Он снова замолчал. Молча вытер лоб платком, выдохнул, медленно осенил себя крестом.
– И потому, как сказано в Писании, – его голос стал ледяным, – мы должны отсечь эту руку. Чтобы стало ясно всем – детям, свидетелям, и тебе самому, – что грех не остаётся без следа. И чтобы впредь никто не дерзнул протянуть руку туда, где живёт Господь.
Толпа замерла.
А я стоял, будто вырезанный из дерева. Тело онемело, растворилось, как и слова, льющиеся с губ сеньора Алвиса – они проходили сквозь меня, как сквозняк через щели. Я почти не слышал их. Только глядел в сторону Пауля.
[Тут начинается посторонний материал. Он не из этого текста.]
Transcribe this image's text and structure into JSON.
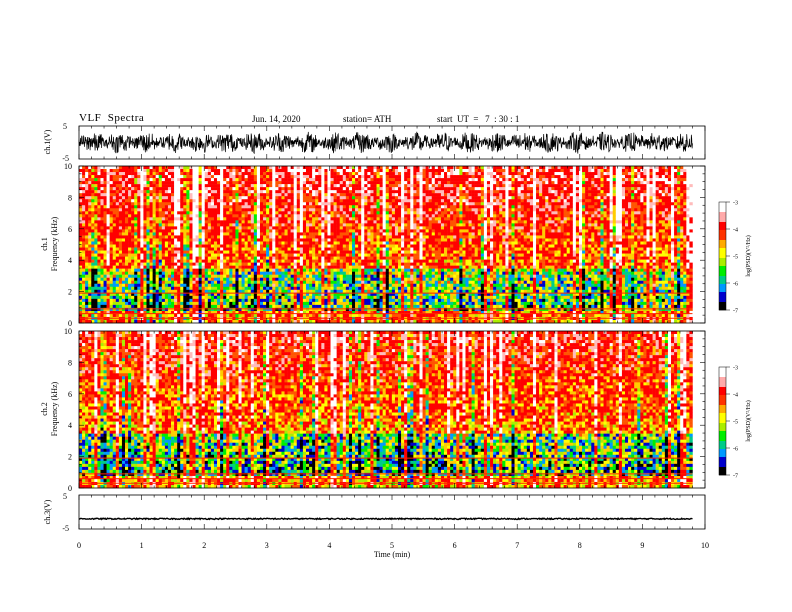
{
  "header": {
    "title": "VLF  Spectra",
    "date": "Jun. 14, 2020",
    "station": "station= ATH",
    "start_ut": "start  UT  =   7  : 30 : 1"
  },
  "colors": {
    "background": "#ffffff",
    "axis": "#000000",
    "colormap": [
      "#000000",
      "#0000cc",
      "#0099ff",
      "#00cc88",
      "#00ee00",
      "#aaee00",
      "#ffff00",
      "#ffaa00",
      "#ff3300",
      "#ff0000",
      "#ffaaaa",
      "#ffffff"
    ]
  },
  "chart_data": [
    {
      "type": "line",
      "ylabel": "ch.1(V)",
      "yticks": [
        "5",
        "-5"
      ],
      "ylim": [
        -5,
        5
      ],
      "xlim": [
        0,
        10
      ],
      "series": [
        {
          "values_description_range": [
            -3,
            3
          ]
        }
      ]
    },
    {
      "type": "heatmap",
      "ylabel_channel": "ch.1",
      "ylabel": "Frequency  (kHz)",
      "ylim": [
        0,
        10
      ],
      "yticks": [
        "0",
        "2",
        "4",
        "6",
        "8",
        "10"
      ],
      "xlim": [
        0,
        10
      ],
      "data_extent_x": [
        0,
        9.8
      ],
      "colorbar": {
        "label": "log(PSD)(V²/Hz)",
        "range": [
          -7,
          -3
        ],
        "ticks": [
          "-3",
          "-4",
          "-5",
          "-6",
          "-7"
        ]
      }
    },
    {
      "type": "heatmap",
      "ylabel_channel": "ch.2",
      "ylabel": "Frequency  (kHz)",
      "ylim": [
        0,
        10
      ],
      "yticks": [
        "0",
        "2",
        "4",
        "6",
        "8",
        "10"
      ],
      "xlim": [
        0,
        10
      ],
      "data_extent_x": [
        0,
        9.8
      ],
      "colorbar": {
        "label": "log(PSD)(V²/Hz)",
        "range": [
          -7,
          -3
        ],
        "ticks": [
          "-3",
          "-4",
          "-5",
          "-6",
          "-7"
        ]
      }
    },
    {
      "type": "line",
      "ylabel": "ch.3(V)",
      "yticks": [
        "5",
        "-5"
      ],
      "ylim": [
        -5,
        5
      ],
      "xlim": [
        0,
        10
      ],
      "series": [
        {
          "level": -2
        }
      ]
    }
  ],
  "xaxis": {
    "label": "Time  (min)",
    "ticks": [
      "0",
      "1",
      "2",
      "3",
      "4",
      "5",
      "6",
      "7",
      "8",
      "9",
      "10"
    ]
  }
}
Он всё так же стоял с опущенной головой, будто под грузом, который сам себе накинул на шею.
– Да будет так! – раскатисто возгласил сеньор Алвис, подняв руки к небу.
Он шагнул назад, к сестре Майе. Та сжалась ещё сильнее, словно хотела исчезнуть внутри собственной рясы. Её побелевшие пальцы судорожно сжимали чётки, губы шептали слова – теперь уже слышно: в её молитве было моё имя. Я уловил его, как укол в сердце. Её голос был слаб, но отчаянно цеплялся за небо, будто мог переубедить Бога.
Мой надзиратель – тот самый, что держал мою верёвку, – выступил вперёд. Обошёл пень и встал в центр круга, под палящим солнцем, где земля растрескалась от жары. Он резко дёрнул меня, и я споткнулся, ударившись лбом о грубую, потемневшую от времени древесину.
Я попытался встать, пошатнулся… но тут же почувствовал чужие руки. Жёсткие. Холодные. Они схватили меня за запястья, разжали пальцы, развели руки – и уже ничто не принадлежало мне.
Дальше всё словно провалилось. Пыль слепила глаза, липла к лицу, смешиваясь со слезами, превращаясь в грязную, вязкую маску. Я почти не видел, что происходит, но слышал всё – громкие, раскатистые выкрики толпы, чьи-то крики, чей-то смех.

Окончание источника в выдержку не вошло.